When Mr. Reichenbach commenced his suit and attacked the allotment of the shares, he was doing so not because he or Consolidated claimed any right or title to the shares, but because that allotment was a step which could lead to the obtaining by Fairfax of control of Associated.  It was (as no doubt Consolidated guessed) only a step in a larger plan, though no doubt a very important step. It was as such a step that it was attacked, and as such a step that it was defended.  The lawsuit was an incident of the competition for control, and the costs of defending it were an incident of one step in that competition-the acquisition of the unissued shares.  They were really part of the cost of acquiring the shares.  If Mr. Reichenbach had commenced his suit on 30th August instead of 31st August-as no doubt he would have done, if it had been possible-Mr.
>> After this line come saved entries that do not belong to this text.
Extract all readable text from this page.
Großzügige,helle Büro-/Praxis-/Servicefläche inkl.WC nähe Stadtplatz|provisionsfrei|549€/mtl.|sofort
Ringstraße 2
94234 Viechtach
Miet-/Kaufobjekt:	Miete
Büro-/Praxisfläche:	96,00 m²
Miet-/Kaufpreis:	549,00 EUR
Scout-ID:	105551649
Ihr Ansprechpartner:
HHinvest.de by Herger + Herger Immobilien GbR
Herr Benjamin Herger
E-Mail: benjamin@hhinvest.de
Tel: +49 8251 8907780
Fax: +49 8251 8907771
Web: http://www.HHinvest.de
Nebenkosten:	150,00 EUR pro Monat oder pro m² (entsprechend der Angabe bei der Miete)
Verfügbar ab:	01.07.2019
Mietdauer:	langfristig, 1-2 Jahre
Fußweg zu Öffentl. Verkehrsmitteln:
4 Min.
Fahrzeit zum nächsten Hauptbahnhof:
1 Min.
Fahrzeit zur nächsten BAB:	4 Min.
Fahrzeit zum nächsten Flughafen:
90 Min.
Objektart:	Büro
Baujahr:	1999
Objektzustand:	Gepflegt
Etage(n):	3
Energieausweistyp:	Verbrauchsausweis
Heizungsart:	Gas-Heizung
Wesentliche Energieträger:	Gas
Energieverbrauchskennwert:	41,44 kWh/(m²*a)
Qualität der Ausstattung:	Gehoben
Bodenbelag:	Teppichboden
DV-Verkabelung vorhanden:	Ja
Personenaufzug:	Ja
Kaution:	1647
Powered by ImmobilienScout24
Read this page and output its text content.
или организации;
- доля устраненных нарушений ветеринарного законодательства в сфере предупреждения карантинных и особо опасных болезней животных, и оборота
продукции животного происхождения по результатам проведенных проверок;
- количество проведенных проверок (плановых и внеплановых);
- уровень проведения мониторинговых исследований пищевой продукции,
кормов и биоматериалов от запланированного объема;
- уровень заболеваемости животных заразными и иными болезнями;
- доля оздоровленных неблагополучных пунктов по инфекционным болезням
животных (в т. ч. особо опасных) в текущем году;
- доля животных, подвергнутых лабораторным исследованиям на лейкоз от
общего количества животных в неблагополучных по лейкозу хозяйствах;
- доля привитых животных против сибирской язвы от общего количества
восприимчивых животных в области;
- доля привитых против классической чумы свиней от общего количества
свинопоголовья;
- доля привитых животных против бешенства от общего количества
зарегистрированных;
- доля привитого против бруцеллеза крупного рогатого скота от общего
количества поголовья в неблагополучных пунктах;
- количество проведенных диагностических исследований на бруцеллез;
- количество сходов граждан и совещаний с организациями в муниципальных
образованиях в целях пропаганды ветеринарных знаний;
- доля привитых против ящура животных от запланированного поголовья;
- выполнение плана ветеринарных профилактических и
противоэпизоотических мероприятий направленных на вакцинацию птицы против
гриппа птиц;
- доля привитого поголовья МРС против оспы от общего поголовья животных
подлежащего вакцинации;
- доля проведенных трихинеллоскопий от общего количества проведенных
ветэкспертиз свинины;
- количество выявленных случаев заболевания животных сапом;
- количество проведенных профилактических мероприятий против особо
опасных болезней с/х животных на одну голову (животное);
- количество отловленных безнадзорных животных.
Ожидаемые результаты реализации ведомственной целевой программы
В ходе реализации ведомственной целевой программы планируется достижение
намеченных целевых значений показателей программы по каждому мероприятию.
Bowen's argument would have been deprived of its foundation, and the costs incurred by Fairfax could not have been regarded otherwise than as part of the cost of the shares.  They could not have been distinguished from costs incurred by a purchaser in obtaining a decree for specific performance of a contract for the sale of land.  It can make no difference to the substance of the matter that Mr. Reichenbach was not able to commence his suit until the following day, before the dawn of which the allotment of the shares and the registration of the allottees had become accomplished facts, so that it was necessary to claim rectification of the register.

The question asked by the case stated is whether the legal expenses, amounting to PD3,142 14s. 8d., were an allowable deduction under s. 51 (1).  This question should be answered-No.